【共産党研究】かつては「靖国」でも中国共産党を痛烈批判していたのだが…関係正常化後は中国寄り (1/2ページ)

2016.03.04

1998年7月、日本共産党の不破哲三委員長(左、当時)が訪中し、胡錦濤副主席(右、同)と会談した
1998年7月、日本共産党の不破哲三委員長(左、当時)が訪中し、胡錦濤副主席(右、同)と会談した【拡大】

★(3)

 私が入党した1967年当時、日本共産党と中国共産党は、大げんかの最中だった。当時、毛沢東主席は「日本人民の前には4つの敵(=(1)米帝国主義(2)佐藤栄作内閣(3)ソ連共産党(4)日本共産党)がいる」として、その打倒を呼びかけていた。

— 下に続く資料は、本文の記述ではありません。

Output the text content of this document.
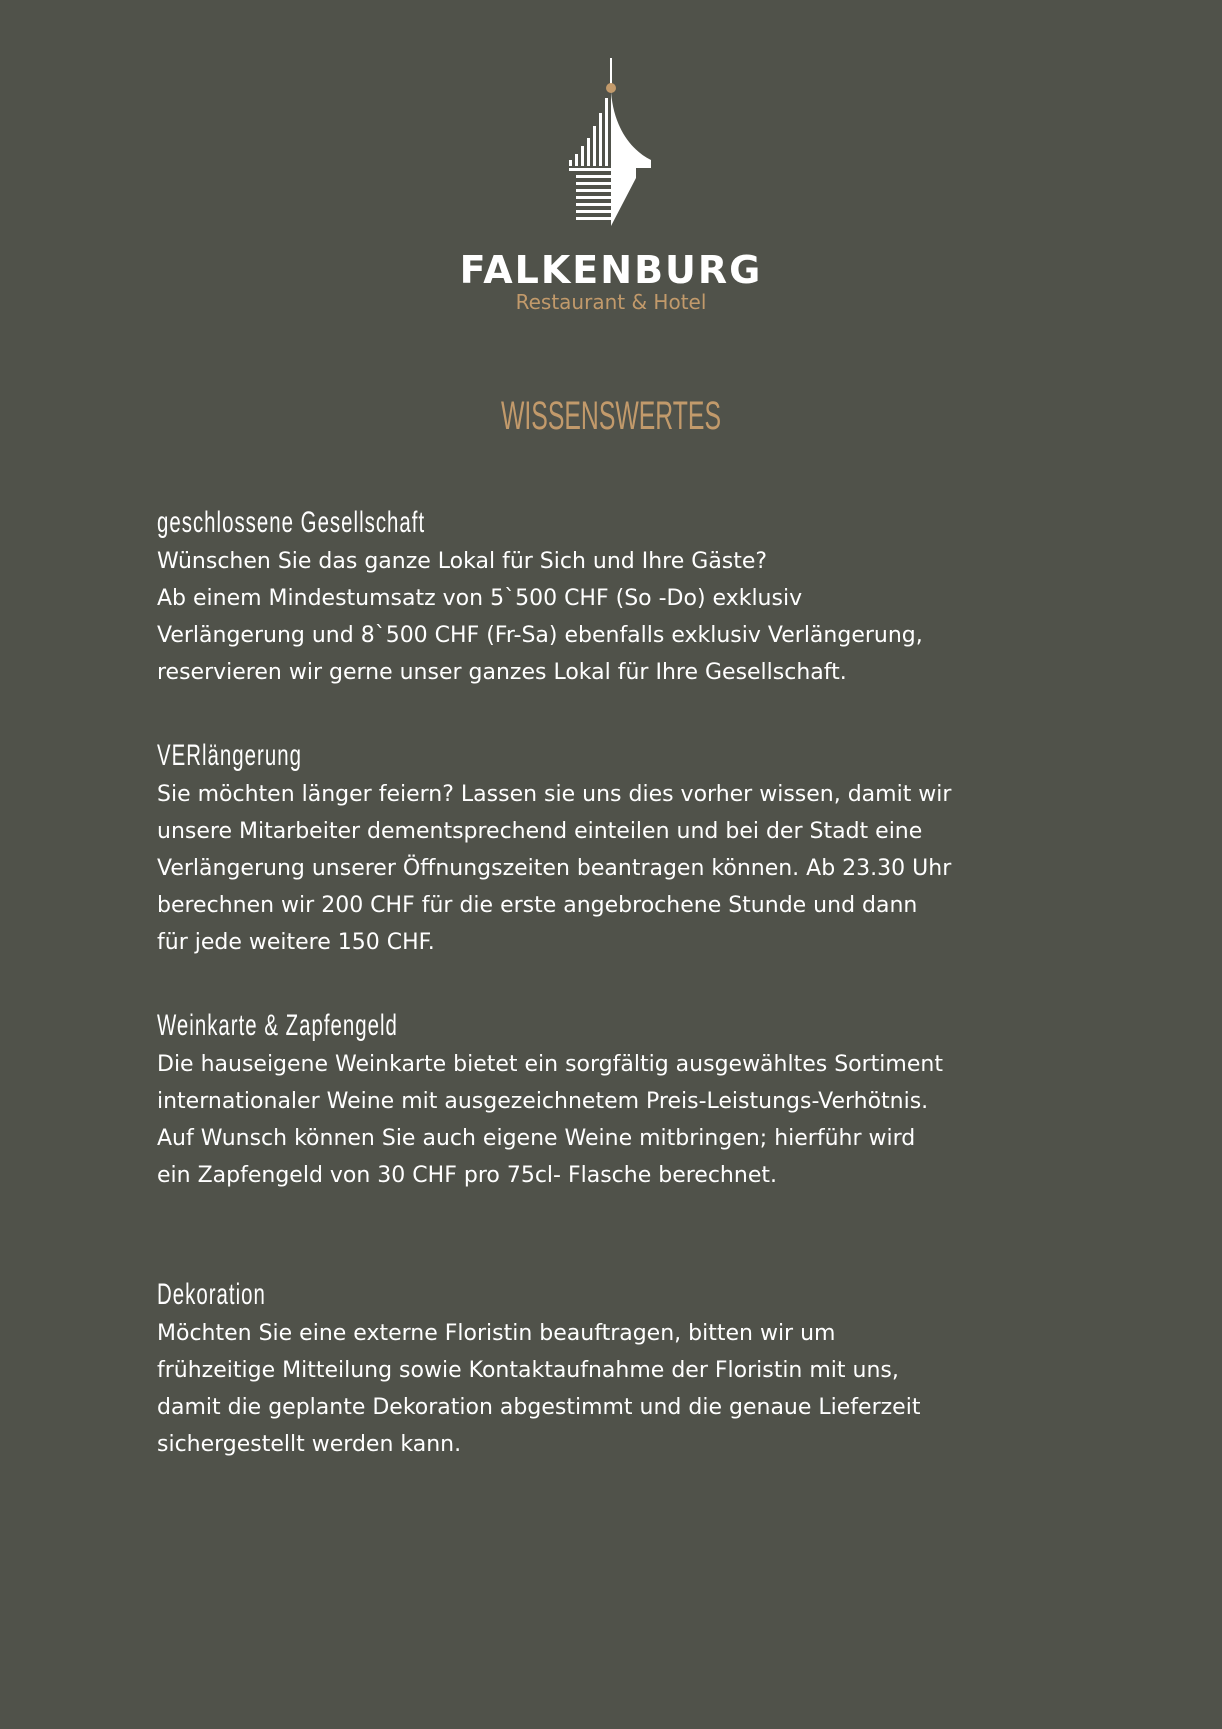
FALKENBURG
Restaurant & Hotel
WISSENSWERTES
geschlossene Gesellschaft

Wünschen Sie das ganze Lokal für Sich und Ihre Gäste?
Ab einem Mindestumsatz von 5`500 CHF (So -Do) exklusiv
Verlängerung und 8`500 CHF (Fr-Sa) ebenfalls exklusiv Verlängerung,
reservieren wir gerne unser ganzes Lokal für Ihre Gesellschaft.

VERlängerung

Sie möchten länger feiern? Lassen sie uns dies vorher wissen, damit wir
unsere Mitarbeiter dementsprechend einteilen und bei der Stadt eine
Verlängerung unserer Öffnungszeiten beantragen können. Ab 23.30 Uhr
berechnen wir 200 CHF für die erste angebrochene Stunde und dann
für jede weitere 150 CHF.

Weinkarte & Zapfengeld

Die hauseigene Weinkarte bietet ein sorgfältig ausgewähltes Sortiment
internationaler Weine mit ausgezeichnetem Preis-Leistungs-Verhötnis.
Auf Wunsch können Sie auch eigene Weine mitbringen; hierführ wird
ein Zapfengeld von 30 CHF pro 75cl- Flasche berechnet.

Dekoration

Möchten Sie eine externe Floristin beauftragen, bitten wir um
frühzeitige Mitteilung sowie Kontaktaufnahme der Floristin mit uns,
damit die geplante Dekoration abgestimmt und die genaue Lieferzeit
sichergestellt werden kann.
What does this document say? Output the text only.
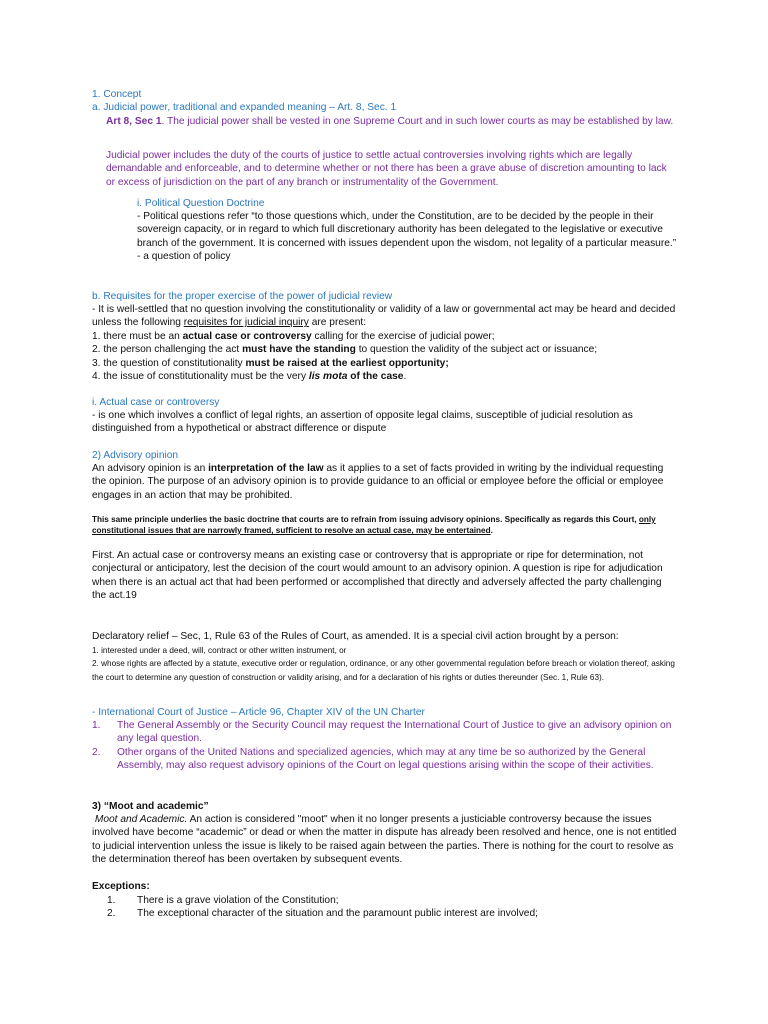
1. Concept

a. Judicial power, traditional and expanded meaning – Art. 8, Sec. 1

Art 8, Sec 1. The judicial power shall be vested in one Supreme Court and in such lower courts as may be established by law.
Judicial power includes the duty of the courts of justice to settle actual controversies involving rights which are legally demandable and enforceable, and to determine whether or not there has been a grave abuse of discretion amounting to lack or excess of jurisdiction on the part of any branch or instrumentality of the Government.
i. Political Question Doctrine

- Political questions refer “to those questions which, under the Constitution, are to be decided by the people in their sovereign capacity, or in regard to which full discretionary authority has been delegated to the legislative or executive branch of the government. It is concerned with issues dependent upon the wisdom, not legality of a particular measure.”

- a question of policy

b. Requisites for the proper exercise of the power of judicial review
- It is well-settled that no question involving the constitutionality or validity of a law or governmental act may be heard and decided unless the following requisites for judicial inquiry are present:

1. there must be an actual case or controversy calling for the exercise of judicial power;

2. the person challenging the act must have the standing to question the validity of the subject act or issuance;

3. the question of constitutionality must be raised at the earliest opportunity;

4. the issue of constitutionality must be the very lis mota of the case.

i. Actual case or controversy
- is one which involves a conflict of legal rights, an assertion of opposite legal claims, susceptible of judicial resolution as distinguished from a hypothetical or abstract difference or dispute
2) Advisory opinion
An advisory opinion is an interpretation of the law as it applies to a set of facts provided in writing by the individual requesting the opinion. The purpose of an advisory opinion is to provide guidance to an official or employee before the official or employee engages in an action that may be prohibited.
This same principle underlies the basic doctrine that courts are to refrain from issuing advisory opinions. Specifically as regards this Court, only constitutional issues that are narrowly framed, sufficient to resolve an actual case, may be entertained.
First. An actual case or controversy means an existing case or controversy that is appropriate or ripe for determination, not conjectural or anticipatory, lest the decision of the court would amount to an advisory opinion. A question is ripe for adjudication when there is an actual act that had been performed or accomplished that directly and adversely affected the party challenging the act.19
Declaratory relief – Sec, 1, Rule 63 of the Rules of Court, as amended. It is a special civil action brought by a person:

1. interested under a deed, will, contract or other written instrument, or

2. whose rights are affected by a statute, executive order or regulation, ordinance, or any other governmental regulation before breach or violation thereof, asking the court to determine any question of construction or validity arising, and for a declaration of his rights or duties thereunder (Sec. 1, Rule 63).

- International Court of Justice – Article 96, Chapter XIV of the UN Charter
1. The General Assembly or the Security Council may request the International Court of Justice to give an advisory opinion on any legal question.
2. Other organs of the United Nations and specialized agencies, which may at any time be so authorized by the General Assembly, may also request advisory opinions of the Court on legal questions arising within the scope of their activities.
3) “Moot and academic”
Moot and Academic. An action is considered "moot" when it no longer presents a justiciable controversy because the issues involved have become “academic” or dead or when the matter in dispute has already been resolved and hence, one is not entitled to judicial intervention unless the issue is likely to be raised again between the parties. There is nothing for the court to resolve as the determination thereof has been overtaken by subsequent events.
Exceptions:
1. There is a grave violation of the Constitution;
2. The exceptional character of the situation and the paramount public interest are involved;
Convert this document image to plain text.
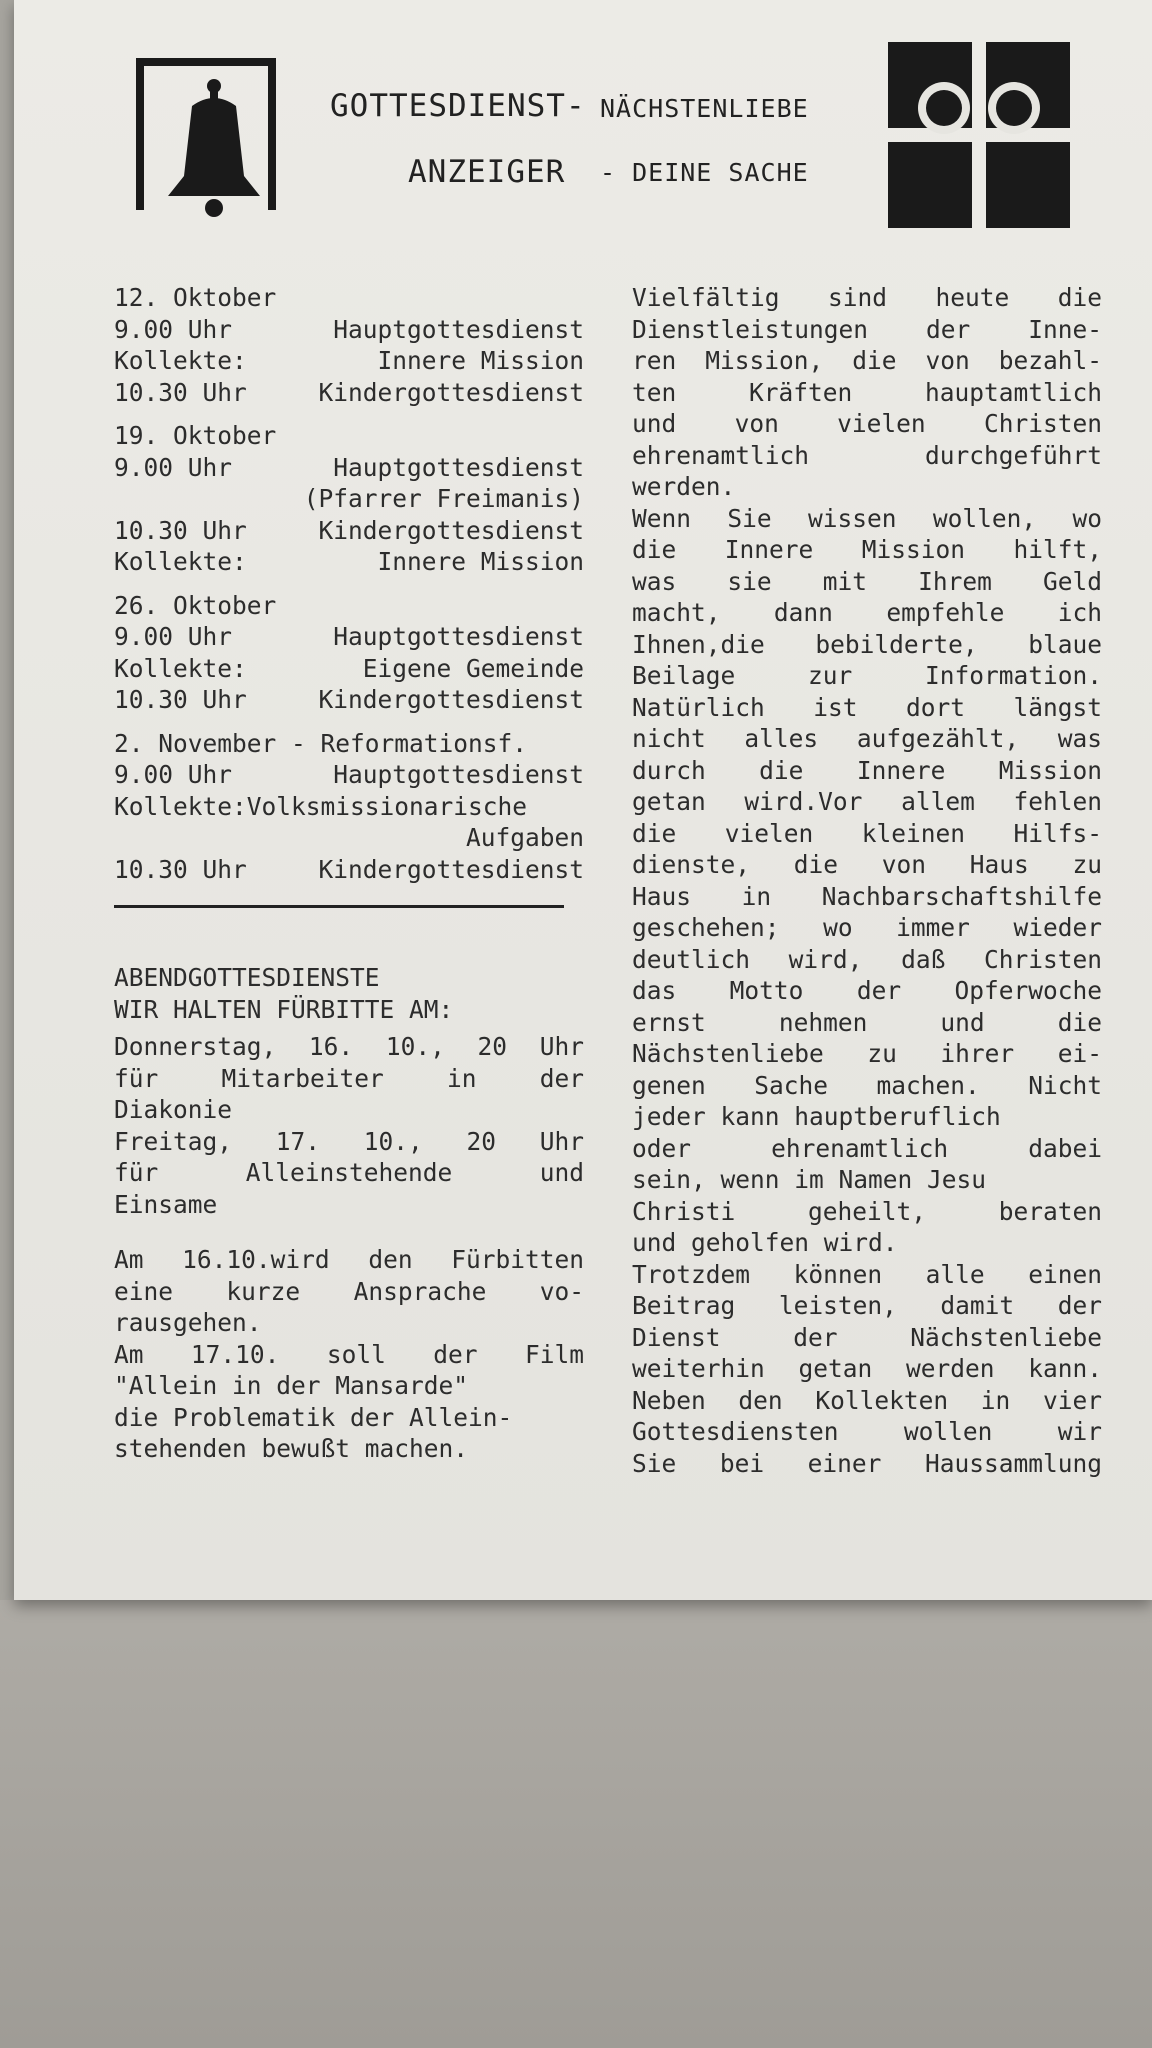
GOTTESDIENST- NÄCHSTENLIEBE
ANZEIGER - DEINE SACHE
12. Oktober
9.00 Uhr	Hauptgottesdienst
Kollekte:	Innere Mission
10.30 Uhr	Kindergottesdienst
19. Oktober
9.00 Uhr	Hauptgottesdienst
(Pfarrer Freimanis)
10.30 Uhr	Kindergottesdienst
Kollekte:	Innere Mission
26. Oktober
9.00 Uhr	Hauptgottesdienst
Kollekte:	Eigene Gemeinde
10.30 Uhr	Kindergottesdienst
2. November - Reformationsf.
9.00 Uhr	Hauptgottesdienst
Kollekte:Volksmissionarische
Aufgaben
10.30 Uhr	Kindergottesdienst
ABENDGOTTESDIENSTE
WIR HALTEN FÜRBITTE AM:
Donnerstag, 16. 10., 20 Uhr
für Mitarbeiter in der
Diakonie
Freitag, 17. 10., 20 Uhr
für Alleinstehende und
Einsame
Am 16.10.wird den Fürbitten
eine kurze Ansprache vo-
rausgehen.
Am 17.10. soll der Film
"Allein in der Mansarde"
die Problematik der Allein-
stehenden bewußt machen.
Vielfältig sind heute die
Dienstleistungen der Inne-
ren Mission, die von bezahl-
ten Kräften hauptamtlich
und von vielen Christen
ehrenamtlich durchgeführt
werden.
Wenn Sie wissen wollen, wo
die Innere Mission hilft,
was sie mit Ihrem Geld
macht, dann empfehle ich
Ihnen,die bebilderte, blaue
Beilage zur Information.
Natürlich ist dort längst
nicht alles aufgezählt, was
durch die Innere Mission
getan wird.Vor allem fehlen
die vielen kleinen Hilfs-
dienste, die von Haus zu
Haus in Nachbarschaftshilfe
geschehen; wo immer wieder
deutlich wird, daß Christen
das Motto der Opferwoche
ernst nehmen und die
Nächstenliebe zu ihrer ei-
genen Sache machen. Nicht
jeder kann hauptberuflich
oder ehrenamtlich dabei
sein, wenn im Namen Jesu
Christi geheilt, beraten
und geholfen wird.
Trotzdem können alle einen
Beitrag leisten, damit der
Dienst der Nächstenliebe
weiterhin getan werden kann.
Neben den Kollekten in vier
Gottesdiensten wollen wir
Sie bei einer Haussammlung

 きっかけになったのは、毛主席が「文化大革命」を契機として、武力闘争絶対化方針や、ソ連共産党への非難を押し付けてきたのに対し、日本共産党がこれを拒否したことだった。当時の「赤旗」には、毛主席や中国共産党批判が載らない日はなかったぐらいだ。

 この関係は、98年6月に関係が正常化されるまで、32年間も続いた。この間の日本共産党の中国批判は、実に手厳しいものであった。

 例えば、靖国参拝問題である。85年8月15日、中曽根康弘首相(当時)が公式参拝したのに対し、中国が抗議の声をあげた。抗議の内容は、「A級戦犯が合祀されている」ということに絞ったものであった。

 こうした中国の態度に、日本共産党は「靖国問題の核心はA級戦犯合祀問題ではない」「中国政府の態度は重大な内政干渉である」と厳しく批判したのである。

 だが、関係正常化した現在は、靖国神社について「侵略戦争を、自存自衛の正義の戦い、アジア解放の戦争と美化し宣伝することを存在意義とする」「A級戦犯が(中略)犠牲者として合祀されている」(志位和夫委員長、2014年1月29日、衆院本会議)などと、その態度を中国寄りに転換させているのである。見事なまでの豹変(ひょうへん)ぶりだ。